Il vecchio detto "vince chi fugge" è diventato un comportamento estremizzato e a volte manipolatorio. Molto si gioca sulla tempistica e sulla gestione dei messaggi scambiati su WhatsApp.

Chi si manifesta genuino e diretto rischia di scoraggiare l’altro, che perde il piacere della conquista. Il meccanismo si basa su un equilibrio di forze nel riuscire a rispondere più tardi possibile ad un messaggio o addirittura nel non visualizzarlo.

Tanto più siamo nel nostro e ci facciamo rincorrere tanto più ci sentiamo potenti. È una dinamica in cui predomina l’ego mentre la vera essenza della persona sembra avere poco valore.

L’individuo schietto patisce questo gioco che alla fine non può che rivelarsi controproducente, perché avrà come unico risultato aumentare la distanza emotiva tra le persone.

L’approvazione dell’altro si misura sui like ricevuti, si pubblicano storie per far vedere che non si è soli e che si conduce una vita sociale attiva. Pure questo è un bluff.

L’unico fine è comunicare alla persona che ci interessa: "Guarda come sono figo anche senza di te", quando in verità vorremmo soltanto dirle: "Vorrei stare con te". 

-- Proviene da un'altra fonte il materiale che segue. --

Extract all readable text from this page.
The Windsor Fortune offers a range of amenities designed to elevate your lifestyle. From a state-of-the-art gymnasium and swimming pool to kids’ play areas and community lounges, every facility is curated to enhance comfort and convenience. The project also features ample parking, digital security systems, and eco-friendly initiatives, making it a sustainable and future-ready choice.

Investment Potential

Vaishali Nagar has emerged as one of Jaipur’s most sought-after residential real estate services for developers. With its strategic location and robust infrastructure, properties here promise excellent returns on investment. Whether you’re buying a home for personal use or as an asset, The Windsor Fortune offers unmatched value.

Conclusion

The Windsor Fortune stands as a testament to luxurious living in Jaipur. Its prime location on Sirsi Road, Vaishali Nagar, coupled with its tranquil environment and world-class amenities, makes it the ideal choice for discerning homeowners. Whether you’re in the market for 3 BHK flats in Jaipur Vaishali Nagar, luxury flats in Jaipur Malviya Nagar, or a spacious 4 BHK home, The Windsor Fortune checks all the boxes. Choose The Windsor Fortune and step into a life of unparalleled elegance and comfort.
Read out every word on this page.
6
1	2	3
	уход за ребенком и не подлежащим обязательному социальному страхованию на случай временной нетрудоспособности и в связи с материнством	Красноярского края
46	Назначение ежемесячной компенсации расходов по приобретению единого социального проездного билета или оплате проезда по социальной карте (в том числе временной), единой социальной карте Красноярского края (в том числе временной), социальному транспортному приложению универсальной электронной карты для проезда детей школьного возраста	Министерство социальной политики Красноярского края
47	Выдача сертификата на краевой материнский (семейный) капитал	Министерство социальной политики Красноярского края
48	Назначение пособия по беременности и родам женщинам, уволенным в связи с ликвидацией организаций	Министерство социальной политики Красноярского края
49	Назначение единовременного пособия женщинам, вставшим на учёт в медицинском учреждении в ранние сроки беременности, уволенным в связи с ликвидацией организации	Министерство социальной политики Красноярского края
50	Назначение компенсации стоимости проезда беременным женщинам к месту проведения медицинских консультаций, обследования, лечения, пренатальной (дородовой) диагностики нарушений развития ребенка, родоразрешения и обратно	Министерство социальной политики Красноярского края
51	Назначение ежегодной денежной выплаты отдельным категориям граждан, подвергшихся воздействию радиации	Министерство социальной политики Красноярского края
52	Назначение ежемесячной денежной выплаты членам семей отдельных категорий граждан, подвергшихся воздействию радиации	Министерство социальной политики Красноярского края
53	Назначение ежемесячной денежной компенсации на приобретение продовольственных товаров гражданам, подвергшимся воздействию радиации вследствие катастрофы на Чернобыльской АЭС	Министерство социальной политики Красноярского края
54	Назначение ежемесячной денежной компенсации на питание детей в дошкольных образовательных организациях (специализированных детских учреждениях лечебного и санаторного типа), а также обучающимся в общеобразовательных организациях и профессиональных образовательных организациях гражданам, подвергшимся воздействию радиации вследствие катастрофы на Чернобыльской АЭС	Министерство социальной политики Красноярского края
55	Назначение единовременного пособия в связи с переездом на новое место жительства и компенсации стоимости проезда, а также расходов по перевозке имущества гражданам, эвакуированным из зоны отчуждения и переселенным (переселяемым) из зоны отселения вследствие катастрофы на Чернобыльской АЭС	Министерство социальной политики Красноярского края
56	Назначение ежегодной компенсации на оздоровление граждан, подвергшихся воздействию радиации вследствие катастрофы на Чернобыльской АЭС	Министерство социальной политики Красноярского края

Così corriamo il rischio di vivere una realtà che non ci appartiene o che non desideriamo veramente, per il timore di parlare apertamente e di dichiararci con i nostri sentimenti più autentici.

Spendiamo una vita virtuale, dove ci perdiamo dietro a giochi psicologici inconsci. Abbiamo timore di comunicare le nostre emozioni e pensieri, per non risultare banali o ancora peggio sottomessi. Nessuno è disposto a lasciare il proprio scettro di apparente perfezione in nome di una sana e spontanea fragilità.